Но могилы пугали меня. Мне противно было думать, что мы бродим над трупами. И я уверена, что это одна из многих причин того, что мы с папой не сходились во взглядах.
Я провела пальцами по резным буквам и задумалась, в миллионный уже раз, какой была моя мать. На фотографиях в ней было что-то от дикарки: темные волосы, широкий рот, светлая кожа. Папа постоянно твердил, какой она была доброй и любящей, а это только злило меня. Я невольно думала о том, что, будь она жива, я стала бы ее любимицей, как был любимцем папы мой брат Олли. Мы могли бы заниматься всем тем, чем положено, вроде покупки одежды и косметики, или ходили бы в кино на романтические комедии и смущались из-за того, что обе таращим глаза на главного героя.
Но потом мне разонравилась такая версия моей матери. И я в любом случае не пользовалась косметикой – я выглядела так странно, что косметика не помогла бы; люди все равно не стали бы думать, глядя на меня: «Эй, а она ничего себе!» – вместо того чтобы гадать: «Что это случилось с ее лицом?»
– Чего ты от нее хочешь, Ферн? Она умерла, – как-то раз сказал Олли во время нашего обычного спора.
По правде говоря, я не знаю. Ничего из того, что мне известно о ней, не имеет смысла. Мне рассказывали о маме так много совершенно разных вещей, что она кажется какой-то абстрактной картиной. Веселая, скрытная, страстная, ледяная… Как может в одном человеке совмещаться все это? А если я не могу разобраться, кем она была, как мне понять, какой могла стать я сама, будь она жива? Так много «а что, если бы», и так мало информации.
Церковный колокол пробил восемь, для меня это сигнал, что можно уходить. Мне придется поспешить, чтобы не опоздать в школу.

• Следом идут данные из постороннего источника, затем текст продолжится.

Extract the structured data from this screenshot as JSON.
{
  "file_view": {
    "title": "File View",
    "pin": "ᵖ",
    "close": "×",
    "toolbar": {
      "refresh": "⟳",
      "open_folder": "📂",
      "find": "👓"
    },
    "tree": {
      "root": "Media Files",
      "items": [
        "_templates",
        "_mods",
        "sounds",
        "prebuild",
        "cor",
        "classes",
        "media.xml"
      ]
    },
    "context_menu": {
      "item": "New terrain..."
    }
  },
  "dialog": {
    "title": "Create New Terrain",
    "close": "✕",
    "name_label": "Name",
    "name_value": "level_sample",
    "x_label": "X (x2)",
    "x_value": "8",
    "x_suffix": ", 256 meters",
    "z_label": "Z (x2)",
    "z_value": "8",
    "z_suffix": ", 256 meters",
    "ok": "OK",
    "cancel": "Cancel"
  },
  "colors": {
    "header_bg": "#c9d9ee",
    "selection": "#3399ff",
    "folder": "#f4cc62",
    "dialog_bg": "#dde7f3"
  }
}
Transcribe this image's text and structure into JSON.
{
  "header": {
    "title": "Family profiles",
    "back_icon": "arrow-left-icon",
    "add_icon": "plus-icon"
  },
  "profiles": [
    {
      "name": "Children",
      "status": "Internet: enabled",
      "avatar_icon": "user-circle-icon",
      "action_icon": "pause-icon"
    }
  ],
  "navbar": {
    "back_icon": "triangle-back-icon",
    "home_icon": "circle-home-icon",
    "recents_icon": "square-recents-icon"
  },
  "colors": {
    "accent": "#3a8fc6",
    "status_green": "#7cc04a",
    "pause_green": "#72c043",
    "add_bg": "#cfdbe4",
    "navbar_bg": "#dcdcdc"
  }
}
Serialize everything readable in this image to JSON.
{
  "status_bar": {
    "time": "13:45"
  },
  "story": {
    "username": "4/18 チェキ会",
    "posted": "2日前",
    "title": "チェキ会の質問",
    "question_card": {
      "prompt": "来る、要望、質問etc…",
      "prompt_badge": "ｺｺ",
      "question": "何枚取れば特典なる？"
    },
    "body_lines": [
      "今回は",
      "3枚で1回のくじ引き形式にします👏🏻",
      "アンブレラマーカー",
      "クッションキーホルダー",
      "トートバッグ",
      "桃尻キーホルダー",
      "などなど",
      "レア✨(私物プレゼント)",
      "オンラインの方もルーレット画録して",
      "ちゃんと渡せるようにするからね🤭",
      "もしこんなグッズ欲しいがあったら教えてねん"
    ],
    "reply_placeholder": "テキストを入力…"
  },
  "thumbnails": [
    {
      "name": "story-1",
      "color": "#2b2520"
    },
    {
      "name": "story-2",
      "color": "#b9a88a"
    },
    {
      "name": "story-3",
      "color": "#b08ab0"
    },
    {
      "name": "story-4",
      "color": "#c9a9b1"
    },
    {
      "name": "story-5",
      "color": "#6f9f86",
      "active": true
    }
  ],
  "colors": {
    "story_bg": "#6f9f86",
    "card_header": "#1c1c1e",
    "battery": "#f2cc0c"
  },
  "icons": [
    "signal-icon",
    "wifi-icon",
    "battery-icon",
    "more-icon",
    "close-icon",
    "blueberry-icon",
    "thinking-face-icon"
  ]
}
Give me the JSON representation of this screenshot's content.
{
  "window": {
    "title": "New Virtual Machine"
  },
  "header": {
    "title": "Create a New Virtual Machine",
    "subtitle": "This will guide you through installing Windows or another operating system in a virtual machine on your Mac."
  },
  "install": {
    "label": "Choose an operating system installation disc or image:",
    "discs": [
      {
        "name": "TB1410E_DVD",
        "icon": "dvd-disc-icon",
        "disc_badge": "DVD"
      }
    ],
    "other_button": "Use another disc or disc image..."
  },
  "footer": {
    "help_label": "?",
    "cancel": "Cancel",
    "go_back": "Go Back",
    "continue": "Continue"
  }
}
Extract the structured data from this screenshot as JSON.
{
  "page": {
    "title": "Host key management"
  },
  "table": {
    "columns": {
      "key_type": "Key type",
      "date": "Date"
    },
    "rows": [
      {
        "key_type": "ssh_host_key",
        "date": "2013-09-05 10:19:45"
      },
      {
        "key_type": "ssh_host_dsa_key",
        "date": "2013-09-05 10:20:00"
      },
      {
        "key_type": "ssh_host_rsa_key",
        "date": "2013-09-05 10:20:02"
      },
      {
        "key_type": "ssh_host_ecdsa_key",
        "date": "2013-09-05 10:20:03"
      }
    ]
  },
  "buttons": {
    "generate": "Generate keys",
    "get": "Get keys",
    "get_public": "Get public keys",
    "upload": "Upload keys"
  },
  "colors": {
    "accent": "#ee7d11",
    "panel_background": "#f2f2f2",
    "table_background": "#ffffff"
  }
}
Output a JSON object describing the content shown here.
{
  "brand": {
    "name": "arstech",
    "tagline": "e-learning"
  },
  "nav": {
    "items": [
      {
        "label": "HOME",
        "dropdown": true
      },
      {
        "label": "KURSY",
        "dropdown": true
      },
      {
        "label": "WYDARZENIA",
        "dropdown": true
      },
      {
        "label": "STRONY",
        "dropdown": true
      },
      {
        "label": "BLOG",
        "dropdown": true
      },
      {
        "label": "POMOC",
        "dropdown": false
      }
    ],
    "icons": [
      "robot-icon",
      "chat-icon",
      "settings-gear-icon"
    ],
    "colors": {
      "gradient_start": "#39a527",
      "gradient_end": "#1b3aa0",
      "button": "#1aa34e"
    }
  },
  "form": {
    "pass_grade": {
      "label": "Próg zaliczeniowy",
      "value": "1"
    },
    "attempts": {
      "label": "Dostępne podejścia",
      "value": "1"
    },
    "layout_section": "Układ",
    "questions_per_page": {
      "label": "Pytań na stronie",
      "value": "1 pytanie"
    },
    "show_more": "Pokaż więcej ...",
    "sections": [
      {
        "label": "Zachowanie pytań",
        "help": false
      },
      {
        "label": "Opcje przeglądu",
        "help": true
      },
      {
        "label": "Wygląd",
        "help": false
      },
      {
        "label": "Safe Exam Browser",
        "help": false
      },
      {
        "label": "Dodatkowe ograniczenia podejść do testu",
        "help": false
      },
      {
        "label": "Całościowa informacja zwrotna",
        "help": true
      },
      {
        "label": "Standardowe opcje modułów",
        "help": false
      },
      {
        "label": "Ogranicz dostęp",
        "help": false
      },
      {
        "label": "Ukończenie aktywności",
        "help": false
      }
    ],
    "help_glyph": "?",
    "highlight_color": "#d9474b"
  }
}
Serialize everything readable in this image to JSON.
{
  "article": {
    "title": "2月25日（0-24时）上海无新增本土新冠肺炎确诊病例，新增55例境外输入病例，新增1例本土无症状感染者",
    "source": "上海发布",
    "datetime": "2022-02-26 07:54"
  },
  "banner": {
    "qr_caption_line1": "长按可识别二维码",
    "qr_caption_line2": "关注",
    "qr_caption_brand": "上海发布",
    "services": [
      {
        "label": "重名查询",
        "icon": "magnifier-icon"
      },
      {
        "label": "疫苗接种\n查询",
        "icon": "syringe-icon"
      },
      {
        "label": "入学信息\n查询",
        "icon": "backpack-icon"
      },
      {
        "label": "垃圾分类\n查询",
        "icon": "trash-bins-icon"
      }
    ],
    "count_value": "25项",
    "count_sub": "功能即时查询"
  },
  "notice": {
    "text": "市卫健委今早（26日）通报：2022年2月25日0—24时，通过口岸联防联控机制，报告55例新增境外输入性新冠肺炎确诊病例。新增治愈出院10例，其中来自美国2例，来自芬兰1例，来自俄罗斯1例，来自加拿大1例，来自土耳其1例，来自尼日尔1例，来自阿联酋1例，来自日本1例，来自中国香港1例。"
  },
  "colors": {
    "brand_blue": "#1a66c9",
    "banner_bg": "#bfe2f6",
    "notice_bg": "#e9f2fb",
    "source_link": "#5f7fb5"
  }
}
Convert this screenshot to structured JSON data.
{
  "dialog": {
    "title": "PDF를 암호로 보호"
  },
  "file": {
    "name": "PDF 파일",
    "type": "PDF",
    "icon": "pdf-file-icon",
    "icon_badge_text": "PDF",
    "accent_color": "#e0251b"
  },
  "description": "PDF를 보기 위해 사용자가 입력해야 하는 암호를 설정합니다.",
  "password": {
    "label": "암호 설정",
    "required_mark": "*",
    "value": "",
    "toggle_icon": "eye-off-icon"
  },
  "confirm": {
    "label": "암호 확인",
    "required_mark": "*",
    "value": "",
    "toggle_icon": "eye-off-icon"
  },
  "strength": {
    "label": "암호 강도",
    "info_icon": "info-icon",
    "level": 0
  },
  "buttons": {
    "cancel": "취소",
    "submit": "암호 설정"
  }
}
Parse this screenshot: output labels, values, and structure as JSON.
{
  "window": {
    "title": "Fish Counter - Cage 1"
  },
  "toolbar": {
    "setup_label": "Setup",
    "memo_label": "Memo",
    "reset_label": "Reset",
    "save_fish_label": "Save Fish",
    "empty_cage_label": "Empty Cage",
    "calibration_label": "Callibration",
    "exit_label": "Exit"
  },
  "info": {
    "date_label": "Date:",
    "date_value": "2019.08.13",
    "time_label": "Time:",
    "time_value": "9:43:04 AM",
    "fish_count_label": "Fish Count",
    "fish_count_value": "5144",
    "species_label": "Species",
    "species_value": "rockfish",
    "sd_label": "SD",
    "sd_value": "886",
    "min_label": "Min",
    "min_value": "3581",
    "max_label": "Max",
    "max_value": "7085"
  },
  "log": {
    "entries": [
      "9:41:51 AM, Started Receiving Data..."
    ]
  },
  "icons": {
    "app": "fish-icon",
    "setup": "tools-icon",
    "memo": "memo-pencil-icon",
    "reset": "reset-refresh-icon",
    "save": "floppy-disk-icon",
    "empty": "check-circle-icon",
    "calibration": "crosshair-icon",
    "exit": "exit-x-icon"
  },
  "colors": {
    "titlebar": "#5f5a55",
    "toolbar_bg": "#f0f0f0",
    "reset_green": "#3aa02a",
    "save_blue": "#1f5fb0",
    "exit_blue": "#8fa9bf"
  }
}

– Пока, мам, – шепчу я, в последний раз касаясь мрамора, и закидываю на плечо школьную сумку.
Я натягиваю капюшон на голову, когда замечаю его. Олли крадется вдали, выражение его лица такое же непроницаемое, как всегда. Я вдруг остро ощущаю тишину кладбища. Ничего он мне здесь не сделает, говорю я себе. Даже Олли не может пасть так низко, верно ведь?
Взяв себя в руки, я обхожу могилы, вместо того чтобы выйти на дорожку, по которой идет Олли. Я не слежу за ним, но чувствую, как он приближается к маме. Мы с ним две луны, что вращаются вокруг планеты наших различий. Мутная ненависть заполняет пространство между нами, она давит на мою спину, когда я ухожу.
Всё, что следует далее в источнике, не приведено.